Create a new function to crack salted SHA512 hash, and compare its performace
- kuxYZE$c4d82bdbd75562f3d6c6622dbf38663dd381665365cc54fa1f8a341bc705f93e6a4f9ef135765ed1cbf4d2ab115395b2439af4b0140b80e89551b5b02c3d4788
- gMpNRt$d5b35a1fdba16224c0588de40513968aefc36e0932df8b64fceac5314ab64fcbe71a0a91d34dd652d20eb679a790ea0a631bd4a4eaa4b6f4ea1bccd26159c48d
- VLzSQA$a5eaac2093c3178550c0469be27e55e0d8931ce0c38db7a23106cedf5f9f4008753e8e055d705a48c5ccf8cbddce7622b8e72d22b58f4048faf0750ba77e13e7
- wVsUgH$5057743ba865faa4fedb0aa59a9792cba3c7b308ba842d75e4974786af0f2d386a2cb6d93748aac0b277648d4bf4a3dcadb207eefb73d145b2531d695b0feb84
- xTGhNw$2eaceffd81c2cd6819afc3c91bcc6c493a2edd965682eec6894356bf3d1841c58623c0830ba4fc8d96864eb9f998236feb73985668b5badc996c33e5e586361c
Bcrypt is a "slow" hashing algorithm. Lets see how this compares
TASK: Bcrypt
Using the python bcrypt libary.

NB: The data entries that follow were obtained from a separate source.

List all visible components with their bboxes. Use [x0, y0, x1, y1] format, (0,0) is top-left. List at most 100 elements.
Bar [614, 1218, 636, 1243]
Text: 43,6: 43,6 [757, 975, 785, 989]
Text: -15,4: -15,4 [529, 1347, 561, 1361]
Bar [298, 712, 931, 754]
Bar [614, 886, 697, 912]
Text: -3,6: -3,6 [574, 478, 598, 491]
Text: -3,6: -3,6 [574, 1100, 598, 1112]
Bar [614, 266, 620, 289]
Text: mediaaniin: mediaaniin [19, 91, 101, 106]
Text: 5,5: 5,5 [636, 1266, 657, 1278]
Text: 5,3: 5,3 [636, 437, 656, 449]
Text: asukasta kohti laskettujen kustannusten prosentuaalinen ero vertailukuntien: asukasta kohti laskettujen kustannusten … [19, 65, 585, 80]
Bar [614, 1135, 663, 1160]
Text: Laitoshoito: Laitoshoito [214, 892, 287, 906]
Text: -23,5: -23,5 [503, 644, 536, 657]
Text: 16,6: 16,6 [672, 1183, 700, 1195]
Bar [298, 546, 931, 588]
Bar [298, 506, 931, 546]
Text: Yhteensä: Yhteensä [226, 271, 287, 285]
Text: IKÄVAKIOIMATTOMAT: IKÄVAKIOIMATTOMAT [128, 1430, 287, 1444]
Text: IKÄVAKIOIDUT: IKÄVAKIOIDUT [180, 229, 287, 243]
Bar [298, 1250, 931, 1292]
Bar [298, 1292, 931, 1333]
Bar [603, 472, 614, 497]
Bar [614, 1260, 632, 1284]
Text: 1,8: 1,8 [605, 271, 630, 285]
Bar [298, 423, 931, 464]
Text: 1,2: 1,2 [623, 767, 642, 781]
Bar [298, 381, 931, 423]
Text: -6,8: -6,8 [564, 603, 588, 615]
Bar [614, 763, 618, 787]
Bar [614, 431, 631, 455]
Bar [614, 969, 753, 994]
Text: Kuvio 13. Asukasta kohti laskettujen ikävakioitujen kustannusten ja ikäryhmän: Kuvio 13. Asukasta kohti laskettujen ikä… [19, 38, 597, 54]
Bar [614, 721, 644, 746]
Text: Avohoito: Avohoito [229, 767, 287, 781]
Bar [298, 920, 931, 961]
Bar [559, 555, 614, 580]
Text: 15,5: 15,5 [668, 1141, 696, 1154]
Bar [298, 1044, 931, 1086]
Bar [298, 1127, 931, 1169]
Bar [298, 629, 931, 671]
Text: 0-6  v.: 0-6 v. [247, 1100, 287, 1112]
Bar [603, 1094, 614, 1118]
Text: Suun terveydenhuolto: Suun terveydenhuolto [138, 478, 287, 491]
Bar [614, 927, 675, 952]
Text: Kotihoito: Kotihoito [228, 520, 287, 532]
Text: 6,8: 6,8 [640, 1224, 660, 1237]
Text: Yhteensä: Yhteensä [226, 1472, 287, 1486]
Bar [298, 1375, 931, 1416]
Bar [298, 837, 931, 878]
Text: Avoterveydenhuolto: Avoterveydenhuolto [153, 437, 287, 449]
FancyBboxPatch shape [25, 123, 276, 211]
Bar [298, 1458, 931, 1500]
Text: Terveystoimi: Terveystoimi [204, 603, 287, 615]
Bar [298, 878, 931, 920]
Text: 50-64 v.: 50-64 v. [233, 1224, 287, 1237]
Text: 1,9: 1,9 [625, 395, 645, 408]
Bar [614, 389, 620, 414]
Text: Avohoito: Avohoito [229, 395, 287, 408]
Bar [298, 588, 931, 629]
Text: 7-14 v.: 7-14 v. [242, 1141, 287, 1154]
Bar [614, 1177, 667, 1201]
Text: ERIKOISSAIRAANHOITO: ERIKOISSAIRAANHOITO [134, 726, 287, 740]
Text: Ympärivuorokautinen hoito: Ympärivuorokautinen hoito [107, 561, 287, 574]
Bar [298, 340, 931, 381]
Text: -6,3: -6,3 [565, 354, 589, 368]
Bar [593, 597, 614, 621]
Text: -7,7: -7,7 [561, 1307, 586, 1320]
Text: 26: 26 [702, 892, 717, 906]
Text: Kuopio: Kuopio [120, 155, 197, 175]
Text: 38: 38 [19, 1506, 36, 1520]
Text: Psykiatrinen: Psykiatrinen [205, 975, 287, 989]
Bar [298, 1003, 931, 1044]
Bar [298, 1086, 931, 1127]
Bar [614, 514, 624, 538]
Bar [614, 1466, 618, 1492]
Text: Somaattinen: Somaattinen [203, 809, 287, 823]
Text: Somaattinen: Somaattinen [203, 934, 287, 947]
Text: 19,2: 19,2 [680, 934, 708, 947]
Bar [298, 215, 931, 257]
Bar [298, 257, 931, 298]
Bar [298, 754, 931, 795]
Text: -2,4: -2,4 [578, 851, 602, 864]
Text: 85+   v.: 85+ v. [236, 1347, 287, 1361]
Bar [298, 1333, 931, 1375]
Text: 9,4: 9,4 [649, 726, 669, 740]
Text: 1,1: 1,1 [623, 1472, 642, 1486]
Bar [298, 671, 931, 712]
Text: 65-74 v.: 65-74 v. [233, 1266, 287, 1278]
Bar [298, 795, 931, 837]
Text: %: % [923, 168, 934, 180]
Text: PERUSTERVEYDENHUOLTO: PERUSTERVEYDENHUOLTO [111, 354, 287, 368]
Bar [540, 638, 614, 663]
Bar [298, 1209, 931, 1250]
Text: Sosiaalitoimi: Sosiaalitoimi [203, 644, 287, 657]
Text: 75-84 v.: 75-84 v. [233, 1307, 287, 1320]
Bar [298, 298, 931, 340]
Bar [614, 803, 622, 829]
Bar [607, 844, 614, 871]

Write:
- A function that Will salt and hash user input (NOTE: Bcrypt will take care of storing the salt for you)
- A function that will take a dictionary word and compare it to the hashed password
- A tool that uses these functions to brute force the following dictionary words (Bcrypt).
-
What's the difference in performance here?
- $2b$12$CQdfZxhjQH83jY.RZNfGPegUWSL05J5Amekp5pmjXkAgvtuBynZzy
- $2b$12$4YiyGckKJXQGKMkGwOqM5.JKTjJIMlwwdfHYHtLhfc38lFU9iZicK
- $2b$12$8vMax8thp0D7G2yns8gY7unUmdZiiJKJrjhW7pRtoo.X4YDObRVCK
- $2\b$12$JE6BgAfbDdLgWNnMuaqyeuvhmXECqsnZPMXqO3Rv.pxrzT8Zn4wqy
- $2b$12$YINaek/4qU8/k2egmjZxn.MYU7lVehNi8p94iEDFvM7MaS3BUlZKK
Non Dictionary Attacks
While we have looked at dictionary words so far (and its true that many passwords are dictionary words), we should also consider strong passwords, of the type a random password generator would give us.
TASK: Cracking Random Passwords
Code to get you started is in the random passwords program in the github.
This will generate random passwords of a given length using both SHA-256 and BCRYPT
-You will need to come up with a strategy for trying to brute force these passwords. - Crack passwords of different lengths. - How many attempts do we need to make for a password of a given length? - How long does a random password need to be before it becomes harder than a dictionary word - Does salting the password make any difference here? - How long does a random password have to be, before it take longer to crack than something in the top 1 million list.